Nobody would reasonably argue that the years of austerity have been easy for the colleges sector, but it certainly has gone backwards as far as Race Equality is concerned. Austerity was a test for the sector of what really mattered, and clearly Race Equality didn’t matter.

In addition to this retrograde trend, I would contend that the sector has colluded in the creation of a hostile environment in which a number of hitherto successful and publicly recognised minority ethnic principals have been driven out by unsubstantiated public smears by sections of the sector press. All these cases were met by silence, most notably from “the voice of the sector”.

Unsurprisingly, many principals – Black, Asian and White - now prefer to keep a low profile, so the BAME representative voice is further suppressed.

What is the route, if any, out of this sorry, and avoidable, state of affairs?

I’ll make some suggestions – by no means a comprehensive list but a start. It’s time the most reviewed of all the education sectors (why is that?) found its collective voice. With the FE White Paper imminent and the final report of the College Commission due in the Autumn, it’s important that the sector adopts a more assertive posture in the debate that sets out its future direction.

  • I think a public mea culpa from the sector bodies is an important starting point. Not something that needs dwelling on, but an important line in the sand from which to measure progress;
  • Immediate action to address the leadership deficit in sector bodies. In the short term this can be done by secondments and short term appointments, but steps must be taken to ensure that business as usual is not an option now, and in future;
  • Board representation must be changed - by colleges and sector bodies - either using the national student profile or local populations as a measure. Co-options can be used as a temporary measure so that immediate emblematic changes can be made;
  • Colleges can require recruitment agencies to present them with diverse shortlists as a means of at least begin to change the profile of college leaders. In the past, AoC Recruitment under Peter Daley – who had a personal commitment to Race Equality - was instrumental in changing the profile of FE leadership. There’s nothing to prevent this being the case today;
  • Concerted action must be taken to address the attainment gap for BAME students. This requires detailed analysis by a range of indices;
  • The under-representation of BAME students in Apprenticeships is unforgiveable.

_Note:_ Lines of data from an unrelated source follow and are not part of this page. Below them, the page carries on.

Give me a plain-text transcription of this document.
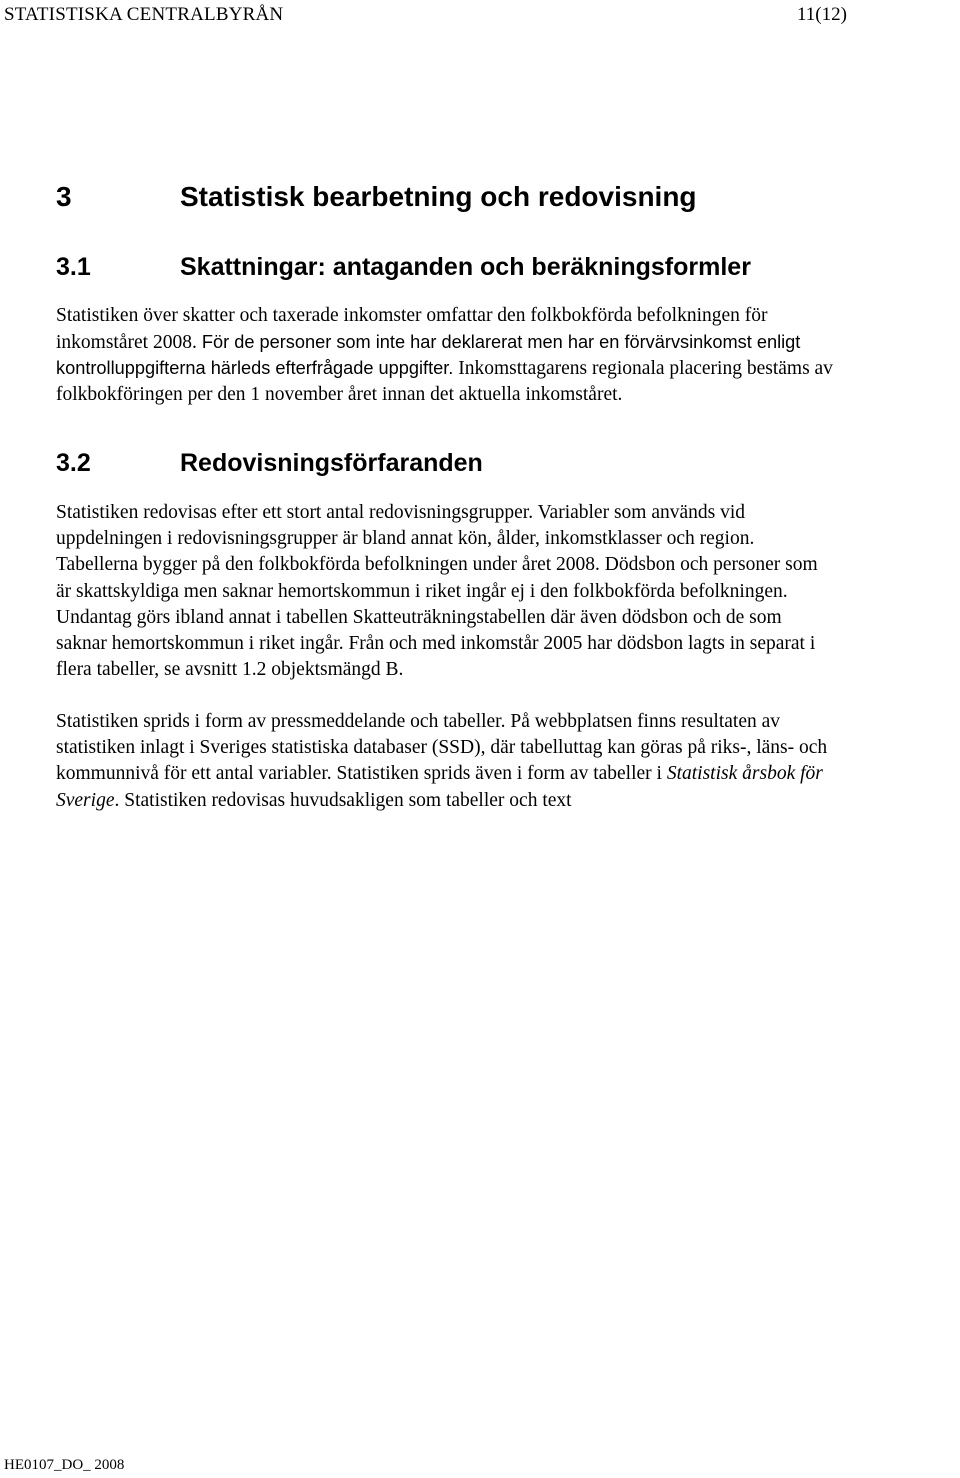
STATISTISKA CENTRALBYRÅN	11(12)
3	Statistisk bearbetning och redovisning
3.1	Skattningar: antaganden och beräkningsformler
Statistiken över skatter och taxerade inkomster omfattar den folkbokförda befolkningen för
inkomståret 2008. För de personer som inte har deklarerat men har en förvärvsinkomst enligt
kontrolluppgifterna härleds efterfrågade uppgifter. Inkomsttagarens regionala placering bestäms av
folkbokföringen per den 1 november året innan det aktuella inkomståret.
3.2	Redovisningsförfaranden
Statistiken redovisas efter ett stort antal redovisningsgrupper. Variabler som används vid
uppdelningen i redovisningsgrupper är bland annat kön, ålder, inkomstklasser och region.
Tabellerna bygger på den folkbokförda befolkningen under året 2008. Dödsbon och personer som
är skattskyldiga men saknar hemortskommun i riket ingår ej i den folkbokförda befolkningen.
Undantag görs ibland annat i tabellen Skatteuträkningstabellen där även dödsbon och de som
saknar hemortskommun i riket ingår. Från och med inkomstår 2005 har dödsbon lagts in separat i
flera tabeller, se avsnitt 1.2 objektsmängd B.
Statistiken sprids i form av pressmeddelande och tabeller. På webbplatsen finns resultaten av
statistiken inlagt i Sveriges statistiska databaser (SSD), där tabelluttag kan göras på riks-, läns- och
kommunnivå för ett antal variabler. Statistiken sprids även i form av tabeller i Statistisk årsbok för
Sverige. Statistiken redovisas huvudsakligen som tabeller och text
HE0107_DO_ 2008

Colleges are not in control of all the answers, but they must be a strong and assertive voice in changing this;
  • The EHRC conducted an inquiry into the racial harassment experienced by university students last year. If it did the same for FE, would the results be very different? How would we know? I’d suggest colleges act on this before their own students bring the same complaints forward;
  • The sector must resist the temptation to use kite marks as an easy cop out. Many colleges and sector bodies have e.g. Investors in Diversity status, despite their obvious lack of diversity, so demonstrably they are not the answer.

It will not be comfortable for the sector to address this issue, but it must bite the bullet. In this age of social media, it’s only a matter of time before students and others ask awkward questions, and in the post-George Floyd era, young people use the metric that silence means complicity.

Back in 1996, I wrote a similar article in the periodical published by the Association for Colleges. Then, the only response was from Wally Brown, Principal of Liverpool Community College - the only minority ethnic principal in the country.

Our subsequent meeting led to an agreement that we needed to establish a network along the lines of the one promoting gender equality, which duly resulted in the Network for Black Managers (later the NBP).

It will be fascinating to see what response this article, 24 years on, generates. Hopefully there will be more than one response, and they won’t be ones of denial and defensiveness.